In 1995, Smith et al. (10) reported the case of a British infantryman who developed symptomatic hyponatremia twice. The attending physicians performed both a sweat test and genetic studies to determine whether the soldier had cystic fibrosis. The sweat test was chosen because high concentrations of sodium chloride in sweat are so characteristic of cystic fibrosis that they provide the basis of a widely used diagnostic test. The sweat test produced elevated sweat sodium and chloride levels (81–103 and 102–143 mEq/L, respectively) consistent with a diagnosis cystic fibrosis. Subsequent genetic testing confirmed this diagnosis. Clinical evaluation showed that the soldier had normal respiratory and pancreatic function, in contrast to the usual clinical picture of cystic fibrosis. Thus, this study identified a soldier with cystic fibrosis who had no overt disease other than an impaired ability of his sweat glands to reabsorb sodium and chloride.

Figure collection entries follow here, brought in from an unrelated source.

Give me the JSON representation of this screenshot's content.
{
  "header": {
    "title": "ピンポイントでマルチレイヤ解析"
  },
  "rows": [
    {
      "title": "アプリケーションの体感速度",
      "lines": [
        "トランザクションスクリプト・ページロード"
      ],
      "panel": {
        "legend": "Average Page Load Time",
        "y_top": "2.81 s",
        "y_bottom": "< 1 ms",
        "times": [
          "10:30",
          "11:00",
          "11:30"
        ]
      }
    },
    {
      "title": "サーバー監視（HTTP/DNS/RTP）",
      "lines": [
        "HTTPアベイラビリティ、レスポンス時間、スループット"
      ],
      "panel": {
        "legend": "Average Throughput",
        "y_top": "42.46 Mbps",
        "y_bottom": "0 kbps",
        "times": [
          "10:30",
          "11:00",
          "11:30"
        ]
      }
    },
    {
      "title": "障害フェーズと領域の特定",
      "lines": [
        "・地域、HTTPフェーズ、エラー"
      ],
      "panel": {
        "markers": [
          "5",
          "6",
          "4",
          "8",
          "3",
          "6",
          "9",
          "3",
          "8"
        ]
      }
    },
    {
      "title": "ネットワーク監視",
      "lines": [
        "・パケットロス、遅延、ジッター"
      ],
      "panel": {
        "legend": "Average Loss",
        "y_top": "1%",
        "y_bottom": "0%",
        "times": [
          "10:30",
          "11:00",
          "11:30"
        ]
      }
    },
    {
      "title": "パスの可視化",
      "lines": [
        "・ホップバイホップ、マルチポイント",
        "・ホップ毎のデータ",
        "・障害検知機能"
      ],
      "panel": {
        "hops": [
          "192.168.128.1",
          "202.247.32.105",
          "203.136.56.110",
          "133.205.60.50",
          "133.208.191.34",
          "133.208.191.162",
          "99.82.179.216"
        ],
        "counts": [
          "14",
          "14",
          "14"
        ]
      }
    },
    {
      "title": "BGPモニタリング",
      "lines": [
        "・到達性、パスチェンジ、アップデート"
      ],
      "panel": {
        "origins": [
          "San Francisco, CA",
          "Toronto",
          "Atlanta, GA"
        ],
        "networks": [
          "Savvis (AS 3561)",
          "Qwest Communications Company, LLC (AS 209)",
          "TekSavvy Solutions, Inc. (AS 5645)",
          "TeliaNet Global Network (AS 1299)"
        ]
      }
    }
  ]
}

Cystic fibrosis is an autosomal recessive disorder caused by certain mutations on the cystic fibrosis transmembrane regulatory (CFTR) gene. The classic form of cystic fibrosis is characterized by repeated bouts of pneumonia and usually digestive abnormalities. A relatively small number of CFTR mutations are associated with most cases of the classic form, and 4–5% of northern European adults are heterozygous carriers of the classic form. However, > 800 variants of the CFTR gene have been identified, many of which are not known to be associated with any clinical abnormalities. The prevalence of most of these variants in the population is not known, but because many of these variants are not associated with known disease, it is possible that they are common enough in the population to contribute to a significant number of cases of hyponatremia associated with exercise.
Sweat testing was recently performed on two Marine recruits who developed symptomatic hyponatremia consequent to Marine basic training at Parris Island, SC (Dr. Scott Flinn, Personal Communication). Both had sweat chloride levels high enough to be consistent with a diagnosis of cystic fibrosis. One of these patients, a Mexican American, tested negative on a genetic panel for cystic fibrosis. However, the panel consisted of the 14 most common mutations found in northern Europeans and Ashkenazi Jews with cystic fibrosis. We cannot rule out the possibility that this individual has other variants of the gene. Future research in this area will be helpful in determining why some individuals develop low serum sodium levels during prolonged work.
The hyponatremia associated with prolonged exercise arises primarily from fluid overload, underreplacement of sodium losses, or both. The reduction in extracellular solute leads to movement of water into the intracellular space. If the resulting cellular swelling is of sufficient magnitude, symptoms of central nervous system dysfunction will occur. Competitive and recreational athletes as well as occupational workers performing prolonged work should be taught that persistent excessive fluid intake can be harmful and that fluid intake should not exceed sweat losses. During prolonged exercise lasting in excess of 3–4 h, snacks or fluids containing sodium chloride should be ingested to offset the loss of salt in sweat. The latter recommendation is especially prudent for individuals who know that they lose excessive amounts of salt in their sweat. Several possible contributing mechanisms were discussed, with the most intriguing being that some persons may have variants of the cystic fibrosis gene.
* Due to limitations on the number of references, not all case reports are cited. References are available on request to the authors.